Voilà – Assez bavardé de moi. Je me tourne vers toi, ma grande Renée, en t’embrassant bien bien fort et tendrement de tout mon cœur aimant.

Ton Bou (12)

Notes :
  1. Renée Neher revoit les épreuves du second tome de son Histoire juive de la Renaissance à nos jours, qui paraîtra peu après.
  2. Un brave père de famille juif alsacien très orthodoxe de leur connaissance employait toujours le mot "luxurieux" au lieu de "luxueux", ce qui faisait beaucoup rire les Neher.
  3. Historien et rabbin, Moshe Davies (New-York, 1916-Jérusalem, 1996) a été le premier Américain à obtenir son diplôme de Doctorat de l’Université Hébraïque de Jérusalem en 1942. Après son alya en 1965, il devient professeur à l’Université Hébraïque de Jérusalem et y enseigne l’histoire et les institutions juives américaines. Fondateur et directeur de l’Institut du judaïsme contemporain de l’Université Hébraïque de Jérusalem, il est spécialisé dans le domaine de la vie juive contemporaine et du judaïsme américain en particulier, et il est l’auteur de nombreux ouvrages historiques dans ce domaine. Ses relations avec André Neher ont été extrêmement amicales.

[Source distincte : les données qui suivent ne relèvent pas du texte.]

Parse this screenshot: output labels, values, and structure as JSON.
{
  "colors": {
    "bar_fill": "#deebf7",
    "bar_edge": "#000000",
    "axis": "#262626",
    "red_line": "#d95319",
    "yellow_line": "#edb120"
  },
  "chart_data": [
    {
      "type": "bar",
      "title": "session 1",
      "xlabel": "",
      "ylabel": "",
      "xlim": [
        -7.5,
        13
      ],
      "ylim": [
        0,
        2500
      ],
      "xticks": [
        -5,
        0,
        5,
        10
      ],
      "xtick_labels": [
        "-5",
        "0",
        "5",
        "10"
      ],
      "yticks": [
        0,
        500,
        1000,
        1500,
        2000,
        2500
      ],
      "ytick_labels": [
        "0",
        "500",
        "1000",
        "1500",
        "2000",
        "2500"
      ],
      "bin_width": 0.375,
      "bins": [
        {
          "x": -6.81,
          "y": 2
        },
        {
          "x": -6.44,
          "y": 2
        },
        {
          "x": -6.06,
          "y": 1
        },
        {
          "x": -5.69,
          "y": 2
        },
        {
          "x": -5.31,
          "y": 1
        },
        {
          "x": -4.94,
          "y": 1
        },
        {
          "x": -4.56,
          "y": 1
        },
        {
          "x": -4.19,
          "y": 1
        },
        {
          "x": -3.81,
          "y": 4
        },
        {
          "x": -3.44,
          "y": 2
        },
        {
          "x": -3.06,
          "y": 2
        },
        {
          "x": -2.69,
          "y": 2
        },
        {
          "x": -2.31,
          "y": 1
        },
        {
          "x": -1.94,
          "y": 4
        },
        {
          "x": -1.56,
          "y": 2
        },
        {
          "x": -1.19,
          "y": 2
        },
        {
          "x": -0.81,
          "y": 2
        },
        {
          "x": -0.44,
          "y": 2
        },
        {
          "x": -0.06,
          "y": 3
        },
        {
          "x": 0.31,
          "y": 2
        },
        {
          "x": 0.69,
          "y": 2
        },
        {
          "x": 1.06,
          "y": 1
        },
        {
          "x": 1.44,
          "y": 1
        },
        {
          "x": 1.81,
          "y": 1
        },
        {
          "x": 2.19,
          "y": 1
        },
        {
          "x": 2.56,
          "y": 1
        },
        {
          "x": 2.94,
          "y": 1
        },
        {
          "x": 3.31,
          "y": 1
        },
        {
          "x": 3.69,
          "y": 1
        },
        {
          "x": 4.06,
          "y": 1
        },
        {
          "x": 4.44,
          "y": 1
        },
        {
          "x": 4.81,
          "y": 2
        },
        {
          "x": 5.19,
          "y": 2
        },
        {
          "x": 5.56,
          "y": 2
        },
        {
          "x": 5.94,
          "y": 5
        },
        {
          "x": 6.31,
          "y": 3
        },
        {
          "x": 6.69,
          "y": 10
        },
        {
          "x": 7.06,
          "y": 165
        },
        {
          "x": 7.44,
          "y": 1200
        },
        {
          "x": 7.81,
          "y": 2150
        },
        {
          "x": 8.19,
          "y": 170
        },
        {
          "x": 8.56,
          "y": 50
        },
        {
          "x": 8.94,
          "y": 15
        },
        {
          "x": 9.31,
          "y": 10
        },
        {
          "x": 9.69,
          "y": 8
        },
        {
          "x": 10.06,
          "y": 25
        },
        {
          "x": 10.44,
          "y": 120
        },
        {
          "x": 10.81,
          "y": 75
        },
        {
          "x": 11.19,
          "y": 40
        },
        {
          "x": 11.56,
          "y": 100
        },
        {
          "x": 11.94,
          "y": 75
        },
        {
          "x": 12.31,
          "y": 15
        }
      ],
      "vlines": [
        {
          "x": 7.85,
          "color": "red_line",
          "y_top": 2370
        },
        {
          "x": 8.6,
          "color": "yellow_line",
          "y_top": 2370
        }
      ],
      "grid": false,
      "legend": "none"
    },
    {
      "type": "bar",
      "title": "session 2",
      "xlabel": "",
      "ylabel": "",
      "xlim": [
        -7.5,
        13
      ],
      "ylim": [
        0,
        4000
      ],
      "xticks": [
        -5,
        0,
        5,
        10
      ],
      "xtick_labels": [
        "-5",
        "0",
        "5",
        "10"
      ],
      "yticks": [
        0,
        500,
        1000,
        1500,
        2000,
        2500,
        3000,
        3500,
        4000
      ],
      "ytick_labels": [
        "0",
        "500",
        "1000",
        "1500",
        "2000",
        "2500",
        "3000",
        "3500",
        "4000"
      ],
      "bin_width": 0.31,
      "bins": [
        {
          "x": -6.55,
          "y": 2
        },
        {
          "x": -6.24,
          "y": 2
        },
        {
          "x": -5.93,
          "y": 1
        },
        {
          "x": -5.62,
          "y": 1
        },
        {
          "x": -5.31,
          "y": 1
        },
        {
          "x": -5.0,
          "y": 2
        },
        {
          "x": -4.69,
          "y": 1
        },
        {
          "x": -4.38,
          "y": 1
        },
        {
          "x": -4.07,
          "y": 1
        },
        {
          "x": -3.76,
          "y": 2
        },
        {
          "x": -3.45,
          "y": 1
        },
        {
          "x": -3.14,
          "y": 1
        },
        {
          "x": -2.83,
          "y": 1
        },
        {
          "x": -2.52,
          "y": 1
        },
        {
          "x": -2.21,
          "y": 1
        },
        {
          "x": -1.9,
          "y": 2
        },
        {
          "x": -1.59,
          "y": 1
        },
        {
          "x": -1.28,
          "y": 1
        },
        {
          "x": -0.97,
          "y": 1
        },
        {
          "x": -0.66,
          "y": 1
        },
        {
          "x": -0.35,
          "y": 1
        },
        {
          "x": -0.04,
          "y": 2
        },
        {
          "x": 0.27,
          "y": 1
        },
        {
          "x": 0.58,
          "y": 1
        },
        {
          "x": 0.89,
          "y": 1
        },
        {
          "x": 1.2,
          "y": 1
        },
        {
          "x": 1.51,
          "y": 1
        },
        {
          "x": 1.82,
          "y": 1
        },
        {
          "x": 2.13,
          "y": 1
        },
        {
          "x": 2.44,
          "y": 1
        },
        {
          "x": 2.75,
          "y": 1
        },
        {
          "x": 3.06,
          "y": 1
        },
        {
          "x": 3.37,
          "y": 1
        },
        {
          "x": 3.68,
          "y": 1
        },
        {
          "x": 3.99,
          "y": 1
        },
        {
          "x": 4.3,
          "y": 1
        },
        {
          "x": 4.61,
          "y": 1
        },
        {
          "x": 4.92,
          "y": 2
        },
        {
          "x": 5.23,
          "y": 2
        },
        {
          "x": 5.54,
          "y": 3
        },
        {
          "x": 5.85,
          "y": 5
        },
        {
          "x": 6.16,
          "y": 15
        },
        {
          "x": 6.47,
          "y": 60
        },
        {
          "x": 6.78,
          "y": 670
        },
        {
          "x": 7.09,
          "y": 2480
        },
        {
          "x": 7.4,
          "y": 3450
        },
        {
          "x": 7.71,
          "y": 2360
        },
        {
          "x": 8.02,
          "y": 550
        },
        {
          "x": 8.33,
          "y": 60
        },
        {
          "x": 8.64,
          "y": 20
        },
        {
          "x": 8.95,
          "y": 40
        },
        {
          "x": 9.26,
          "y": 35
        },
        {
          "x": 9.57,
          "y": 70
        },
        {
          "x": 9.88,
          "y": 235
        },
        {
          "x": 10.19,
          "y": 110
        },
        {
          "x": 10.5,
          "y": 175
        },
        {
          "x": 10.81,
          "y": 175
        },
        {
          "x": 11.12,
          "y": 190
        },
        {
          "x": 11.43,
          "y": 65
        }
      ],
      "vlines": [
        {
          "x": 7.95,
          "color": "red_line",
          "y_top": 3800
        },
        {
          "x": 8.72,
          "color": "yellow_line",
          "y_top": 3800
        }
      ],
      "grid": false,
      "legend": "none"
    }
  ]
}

  4. Il s’agit de Benzion Katz (1907-1968) et de l’historien Raphaël Mahler (1899-1977).
  5. Les dons oratoires et la voix chaude d’André Neher ont fait dire amicalement à Emmanuel Lévinas qu’il avait "un violoncelle dans la gorge". L’expression est restée entre André et Renée Neher.
  6. "Face à face avec le peuple" : titre et idée centrale de la communication d’André Neher.
  7. Aaron Steinberg (1891-1975) est le directeur résidant à Londres du Département Culturel du Congrès Juif Mondial, poste qu’il occupe depuis son installation en Angleterre en 1934 et qu’il tiendra jusqu’en 1971. Écrivain, il est l’auteur de plusieurs livres et essais.
  8. L’Amiral Louis Kahn (1896-1967) : président délégué de l’Alliance Israélite Universelle, président du Consistoire Central depuis 1963 jusqu’à son décès.
  9. Claude Kelman (1907-1996) : membre très actif du Comité Directeur du F.S.J.U.
  10. Il s’agit probablement de la Memorial Foundation.
  11. Longtemps Secrétaire de la Section française du Congrès Juif Mondial, Armand Kaplan (Budapest, 1920-Paris, 1984) est ensuite devenu Directeur du Bureau du Congrès Juif Mondial de Paris, puis Directeur des Affaires Internationales du Congrès Juif Mondial. Il a joué un rôle important dans la création et le développement des Colloques des intellectuels juifs de langue française, au cours desquels se sont tissés des liens d’amitié entre lui et André Neher.
  12. Surnom affectueux donné en famille à André Neher.